The unbiased estimator is unbiased in the sense that for any actual value of the thing being estimated, the expected value of the estimation across the possible data is the true value.
To be concrete, suppose I tell you that I will generate a true value, and then add either +1 or −1 to it with equal probability. An unbiased estimator is just to report back the value you get:
E[estimate(x)] = estimate(x + 1)/2 + estimate(x − 1)/2
If the estimate function is identity, we have (x + x +1 −1)/2 = x. So its unbiased.
Now suppose I tell you that I will generate the true value by drawing from a normal distribution with mean 0 and variance 1, and then I tell you 23,000 as the reported value. Via Bayes, you can see that it is more likely that the true value is 22,999 than 23,001. But the unbiased estimator blithely reports 23,000.
So, though the asymmetry is doing some work here (the further we move above 0, the more likely that +1 rather than −1 is doing some of the work), it could still be that 23,000 is the smallest of the values I sampled.
“So, though the asymmetry is doing some work here (the further we move above 0, the more likely that +1 rather than −1 is doing some of the work), it could still be that 23,000 is the smallest of the values I sampled”—That’s very interesting.
So I looked at the definition on Wikipedia and it says: “An estimator is said to be unbiased if its bias is equal to zero for all values of parameter θ.”

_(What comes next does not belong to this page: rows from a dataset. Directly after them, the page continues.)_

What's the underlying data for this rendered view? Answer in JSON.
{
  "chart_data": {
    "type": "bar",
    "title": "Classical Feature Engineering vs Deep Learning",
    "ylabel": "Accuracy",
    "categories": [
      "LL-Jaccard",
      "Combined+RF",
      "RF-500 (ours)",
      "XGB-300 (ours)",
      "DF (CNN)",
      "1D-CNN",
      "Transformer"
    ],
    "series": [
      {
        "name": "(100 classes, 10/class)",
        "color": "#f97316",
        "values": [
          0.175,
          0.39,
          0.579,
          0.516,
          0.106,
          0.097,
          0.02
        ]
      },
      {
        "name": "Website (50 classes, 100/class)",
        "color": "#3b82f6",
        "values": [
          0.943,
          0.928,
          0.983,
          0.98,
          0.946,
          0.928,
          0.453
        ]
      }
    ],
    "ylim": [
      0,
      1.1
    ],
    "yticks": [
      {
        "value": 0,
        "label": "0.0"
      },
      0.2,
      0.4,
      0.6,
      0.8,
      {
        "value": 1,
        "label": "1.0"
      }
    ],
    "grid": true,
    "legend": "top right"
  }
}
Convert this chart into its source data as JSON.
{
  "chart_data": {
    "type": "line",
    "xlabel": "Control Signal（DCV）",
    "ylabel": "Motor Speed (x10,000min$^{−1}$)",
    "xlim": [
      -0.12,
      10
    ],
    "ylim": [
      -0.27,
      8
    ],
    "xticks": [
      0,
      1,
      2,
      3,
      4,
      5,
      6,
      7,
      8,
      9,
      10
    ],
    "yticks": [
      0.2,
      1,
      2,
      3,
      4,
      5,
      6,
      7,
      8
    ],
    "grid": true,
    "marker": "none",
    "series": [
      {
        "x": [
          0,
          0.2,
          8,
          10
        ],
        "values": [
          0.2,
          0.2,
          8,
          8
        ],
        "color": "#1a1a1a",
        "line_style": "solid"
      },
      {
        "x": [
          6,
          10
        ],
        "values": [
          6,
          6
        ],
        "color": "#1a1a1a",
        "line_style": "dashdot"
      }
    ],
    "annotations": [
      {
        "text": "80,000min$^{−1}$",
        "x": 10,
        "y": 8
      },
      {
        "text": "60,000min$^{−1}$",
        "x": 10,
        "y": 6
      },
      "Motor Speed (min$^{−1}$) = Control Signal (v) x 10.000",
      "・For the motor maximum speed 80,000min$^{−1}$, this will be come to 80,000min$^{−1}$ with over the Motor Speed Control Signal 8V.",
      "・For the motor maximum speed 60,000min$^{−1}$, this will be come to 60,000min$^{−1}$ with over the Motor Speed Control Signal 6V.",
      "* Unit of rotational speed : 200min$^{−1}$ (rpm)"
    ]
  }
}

This greatly clarifies the situation for me as I had thought that the bias was a global aggregate, rather than a value calculated for each value of the parameter being optimised (say basketball ability). Bayesian estimates are only unbiased in the former, weaker sense. For normal distributions, the Bayesian estimate is happy to underestimate the extremeness of values in order to narrow the probability distribution of predictions for less extreme values. In other words, it is accepting a level of bias in order to narrow the range.